Friday, October 29, 2010

Nonviolent Resistance

Nonviolent Resistance

I just finished reading Jim Wallis's God's Politics, which was published in 2005. It's hard to articulate my response, which ranged from highly positive to deep despair. On the one hand, the book provided irrefutable evidence that a large number of influential religious leaders, especially Christians, have, in fact, been actively attempting to stem the descent of our culture into savage social and economic injustice; on the other hand, current reality provides overwhelming evidence that their efforts have not only been ineffective, but apparently counter-productive, since things just keep getting worse.

These efforts chronicled by Wallis date back to the Civil Rights movement in the 1960s, and extend right up to the time the book was published. One must assume that they have continued since. Yet, to reiterate, things just keep getting worse. As Frank Rich recently wrote in The New York Times Week in Review (“What Happened to Change We Can Believe In?” 10/24/10), the election of Obama has not created the “Change” we were expecting: if anything, it has exacerbated the downslide, fueling ignorance and demagoguery.

The obvious question is: what, if anything, can be done? Is the march of injustice unstoppable, inevitable? I'm not particularly sanguine that any of you who receive this message will even trouble to acknowledge it, much less respond. To be honest, I have been complaining to anyone who will listen since the election of Ronald Reagan made it clear to anyone with eyes to see, ears to hear, and a brain to understand, that Reactionary elements had assumed control and were unlikely to relinquish it, ever, unless forced to. Except for a few published letters and one essay in The Progressive Christian (asking the rhetorical question, What Would Martin Luther King, Jr. Do?) my repeated efforts to communicate with all of you have elicited a profound silence. And we know what Martin would be doing: he would be organizing massive nonviolent civil disobedience.

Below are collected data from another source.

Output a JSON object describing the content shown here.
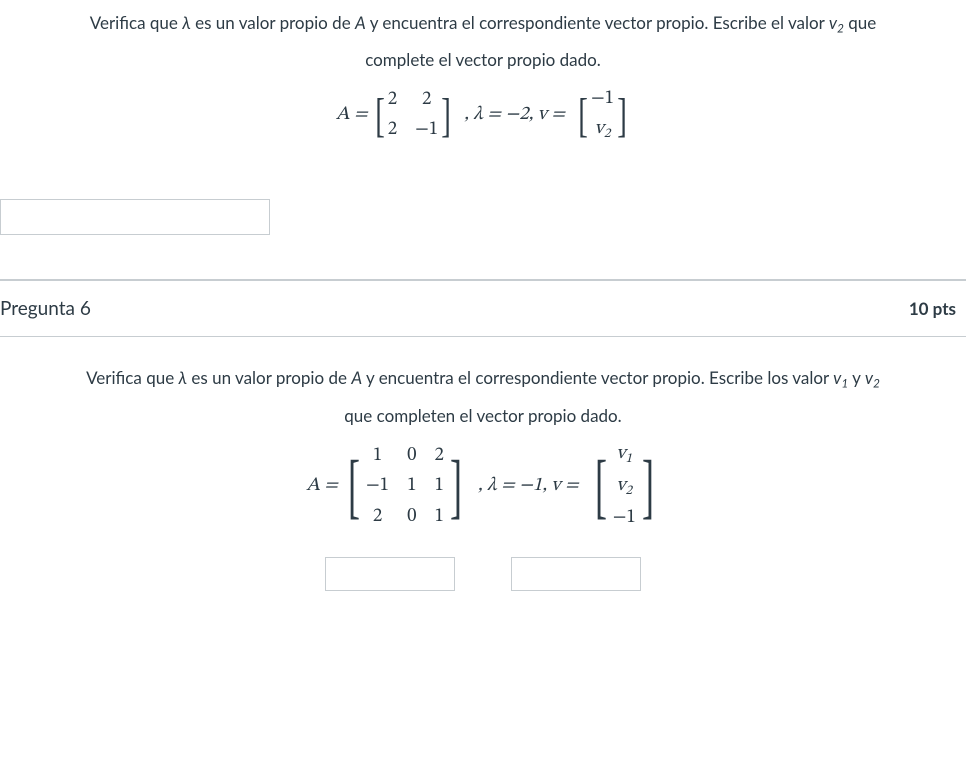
{
  "q5": {
    "prompt_a": "Verifica que ",
    "prompt_b": " es un valor propio de ",
    "prompt_c": " y encuentra el correspondiente vector propio. Escribe el valor ",
    "prompt_d": " que",
    "prompt_line2": "complete el vector propio dado.",
    "lambda_sym": "λ",
    "A_sym": "A",
    "v2_sym": "v",
    "v2_sub": "2",
    "math": {
      "A_equals": "A =",
      "a11": "2",
      "a12": "2",
      "a21": "2",
      "a22": "−1",
      "lambda_eq": ", λ = −2, v =",
      "v1": "−1",
      "v2": "v",
      "v2sub": "2"
    }
  },
  "q6": {
    "header_title": "Pregunta 6",
    "header_pts": "10 pts",
    "prompt_a": "Verifica que ",
    "prompt_b": " es un valor propio de ",
    "prompt_c": " y encuentra el correspondiente vector propio. Escribe los valor ",
    "and": " y ",
    "prompt_line2": "que completen el vector propio dado.",
    "lambda_sym": "λ",
    "A_sym": "A",
    "v1_sym": "v",
    "v1_sub": "1",
    "v2_sym": "v",
    "v2_sub": "2",
    "math": {
      "A_equals": "A =",
      "a11": "1",
      "a12": "0",
      "a13": "2",
      "a21": "−1",
      "a22": "1",
      "a23": "1",
      "a31": "2",
      "a32": "0",
      "a33": "1",
      "lambda_eq": ", λ = −1, v =",
      "vc1": "v",
      "vc1sub": "1",
      "vc2": "v",
      "vc2sub": "2",
      "vc3": "−1"
    }
  }
}
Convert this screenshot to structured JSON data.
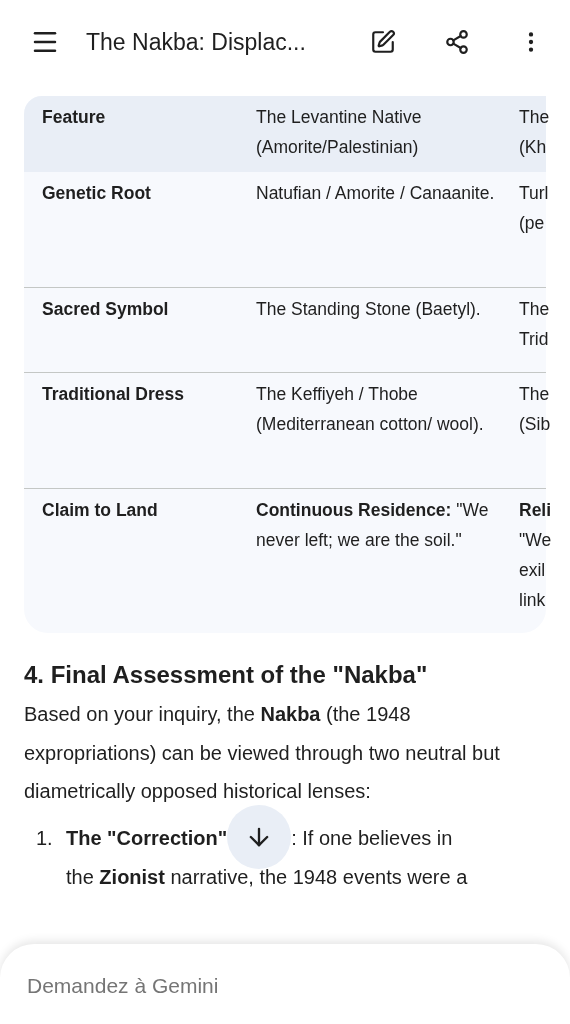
{
  "top_bar": {
    "title": "The Nakba: Displac..."
  },
  "table": {
    "columns": [
      "Feature",
      "The Levantine Native (Amorite/Palestinian)",
      "The (Kh"
    ],
    "rows": [
      {
        "cells": [
          "Genetic Root",
          "Natufian / Amorite / Canaanite.",
          "Turl (pe"
        ]
      },
      {
        "cells": [
          "Sacred Symbol",
          "The Standing Stone (Baetyl).",
          "The Trid"
        ]
      },
      {
        "cells": [
          "Traditional Dress",
          "The Keffiyeh / Thobe (Mediterranean cotton/ wool).",
          "The (Sib"
        ]
      },
      {
        "cells": [
          "Claim to Land",
          "**Continuous Residence:** \"We never left; we are the soil.\"",
          "**Reli** \"We exil link"
        ]
      }
    ]
  },
  "section": {
    "heading": "4. Final Assessment of the \"Nakba\"",
    "paragraph": "Based on your inquiry, the **Nakba** (the 1948 expropriations) can be viewed through two neutral but diametrically opposed historical lenses:",
    "list": [
      {
        "number": "1.",
        "lead": "The \"Correction\"",
        "rest": [
          ": If one believes in",
          "the **Zionist** narrative, the 1948 events were a"
        ]
      }
    ]
  },
  "composer": {
    "placeholder": "Demandez à Gemini"
  }
}
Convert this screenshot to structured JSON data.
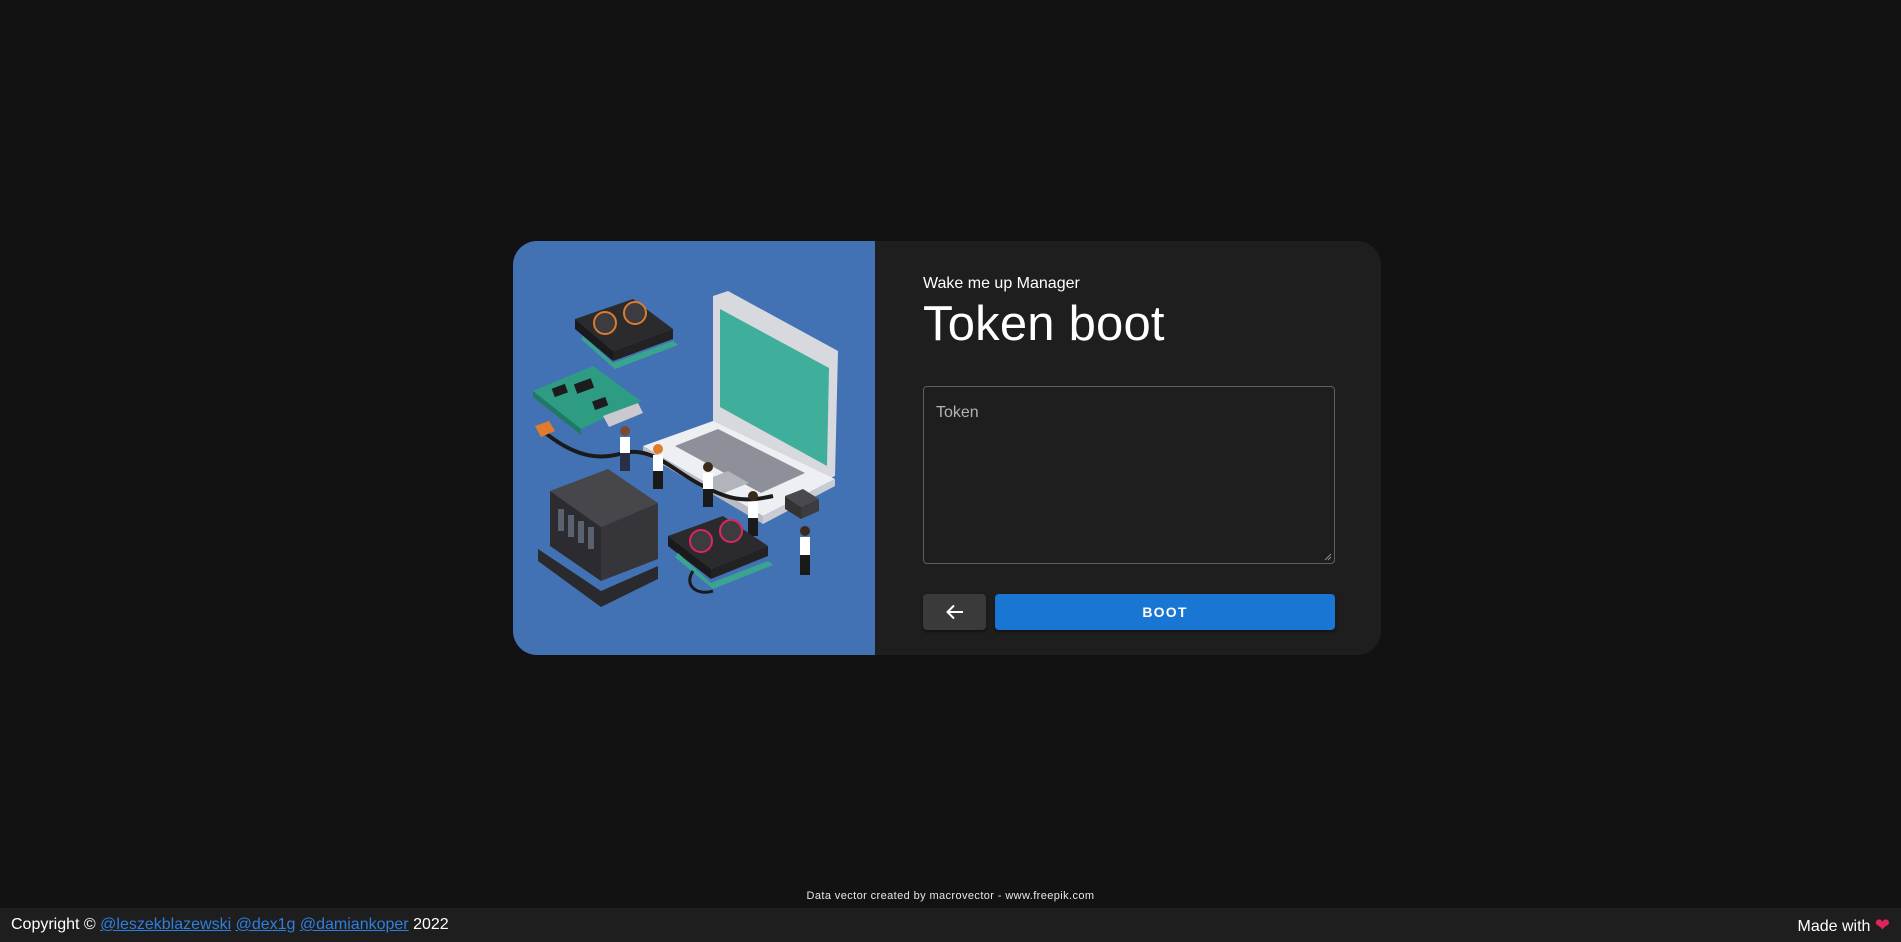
{
  "header": {
    "app_name": "Wake me up Manager",
    "page_title": "Token boot"
  },
  "form": {
    "token_placeholder": "Token",
    "token_value": "",
    "back_icon": "arrow-left-icon",
    "boot_label": "BOOT"
  },
  "credit": {
    "text": "Data vector created by macrovector - www.freepik.com"
  },
  "footer": {
    "copyright_prefix": "Copyright ©",
    "authors": [
      "@leszekblazewski",
      "@dex1g",
      "@damiankoper"
    ],
    "year": "2022",
    "made_with": "Made with",
    "heart_icon": "heart-icon",
    "heart_glyph": "❤"
  },
  "colors": {
    "background": "#121212",
    "card": "#1e1e1e",
    "illustration_bg": "#4372b4",
    "primary": "#1976d2",
    "link": "#2f7fe0"
  }
}
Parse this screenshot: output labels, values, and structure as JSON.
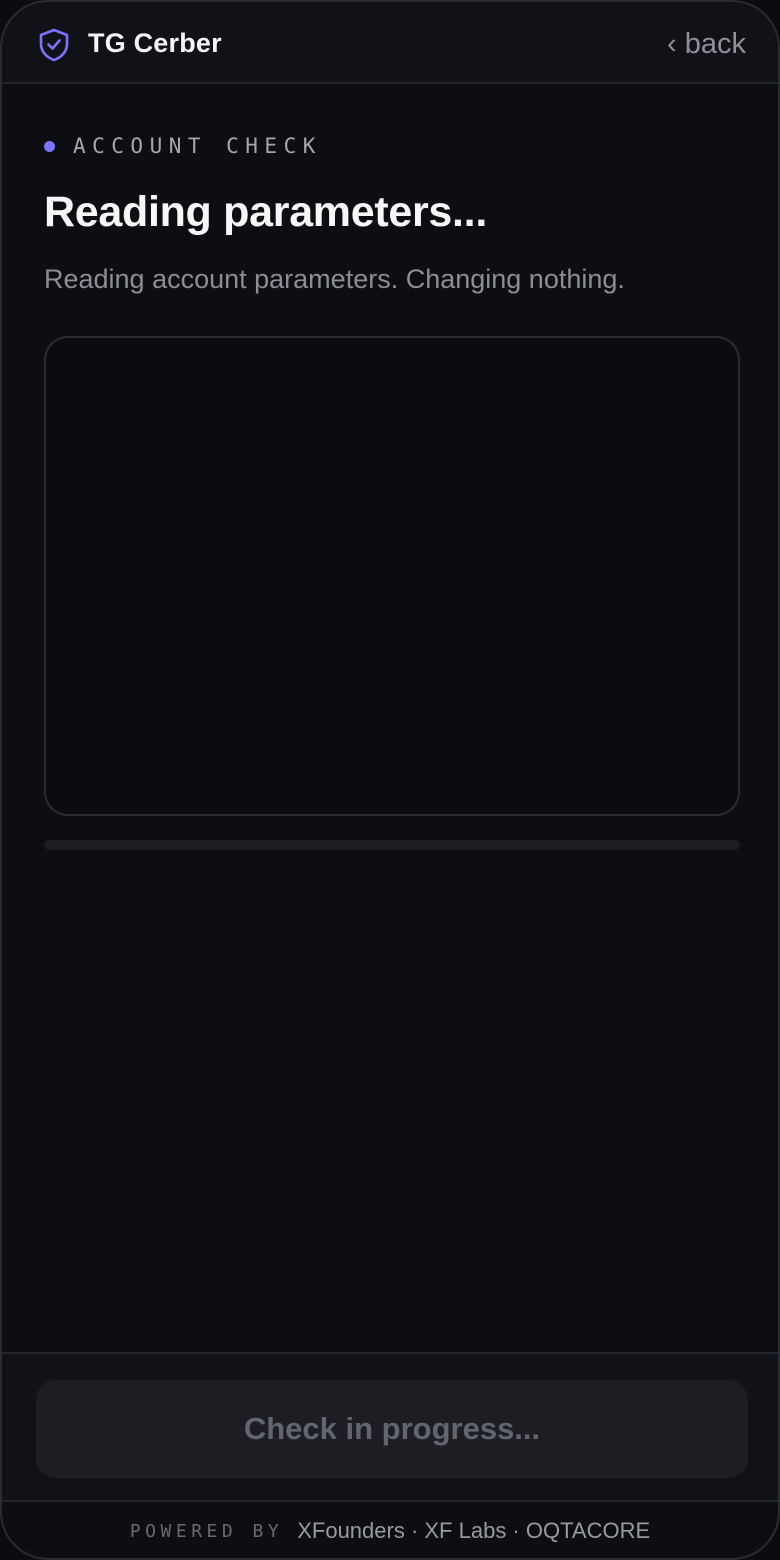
{
  "app": {
    "name": "TG Cerber",
    "back_label": "‹ back",
    "brand_icon": "shield-check-icon",
    "accent_color": "#7b74ff"
  },
  "main": {
    "eyebrow": "ACCOUNT CHECK",
    "title": "Reading parameters...",
    "subtitle": "Reading account parameters. Changing nothing.",
    "progress_fraction": 0
  },
  "action": {
    "button_label": "Check in progress..."
  },
  "footer": {
    "powered_by": "POWERED BY",
    "partners": "XFounders · XF Labs · OQTACORE"
  }
}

Now, lest there be any confusion, I have never and will not ever advocate violent force. But Wallis did include in his book a quote from, A Force More Powerful: A Century of Nonviolent Conflict, by Peter Ackerman and Jack Duvall. It's rather long, but defines “nonviolent resistance” better than anything I have ever seen. I am including it because it would seem, based on the rest of his book that neither he nor other advocates for social and economic justice (except for MLK Jr!) have ever taken it seriously. Here it is:

“The reality is that history-making nonviolent resistance is not usually taken as an act of moral display; it does not typically begin by putting flowers in gun barrels and it does not end when protesters disperse to go home. It involves the use of a panoply of forceful sanctions – strikes, boycotts, civil disobedience, disrupting the functions of government, even nonviolent sabotage – in accordance with a strategy for undermining an oppressor's pillars of support. It is not about making a point, it's about taking power.

'“Regimes have been overthrown that had no compunction about brutalizing their opponents and denying them the right to speak their minds. How? By first demonstrating that opposition is possible, peeling away the regime's residual public and outside support, quashing its legitimacy, driving up the costs of maintaining control, and over-extending its repressive apparatus. Strategic nonviolent action is not about being nice to our oppressor, much less having to rely on his niceness. It's about dissolving the foundations of his power and forcing him out.”'

My purpose in writing this is to learn if there is anyone else out there who cares about stopping this juggernaut enough to join me in organizing the kind of civil disobedience just described. The key phrase, which exposes the ultimate failure of “liberal” attempts to stop in-justice throughout human history, is the next-to-last sentence in the quote. We have to stop projecting our own “niceness” onto those who are anything but “nice,” those for whom enough is never enough, whose existential cowardice leads them to espouse “conservative” authoritarian models about our personal behavior while simultaneously doing their best to create and preserve economic anarchy (under the false rubric of the “Free, Unregulated Marketplace”).

Sooner or later, it must become obvious to the Liberal Establishment that articles, books, documentary movies and TV programs not only fail to create significant change, they actually seem to provide a moral relief valve: well, we've done what we could, we've explained the problems so that anyone should be able to understand them, certainly “reasonable people” should respond eventually with the necessary reforms. I'm sorry to be the one to break the news to you, but we are not dealing with “reasonable people.” We are dealing with people who are mentally ill behind money and power. Lao Tse said it best a few millennia ago: “One who knows that enough is enough always has enough.” As I noted earlier, those who do not know that enough is enough, never have enough. And they take our good nature for weakness and stupidity, as a green light for continued predation.

If any of you actually take the trouble to read this and wish to establish a dialogue about how we can organize, just hit “reply” and acknowledge your agreement. As you may imagine, over the last 40+ years, I have prepared myself to contribute to this effort.

I will close this as I always do, by asking: How bad does it have to get?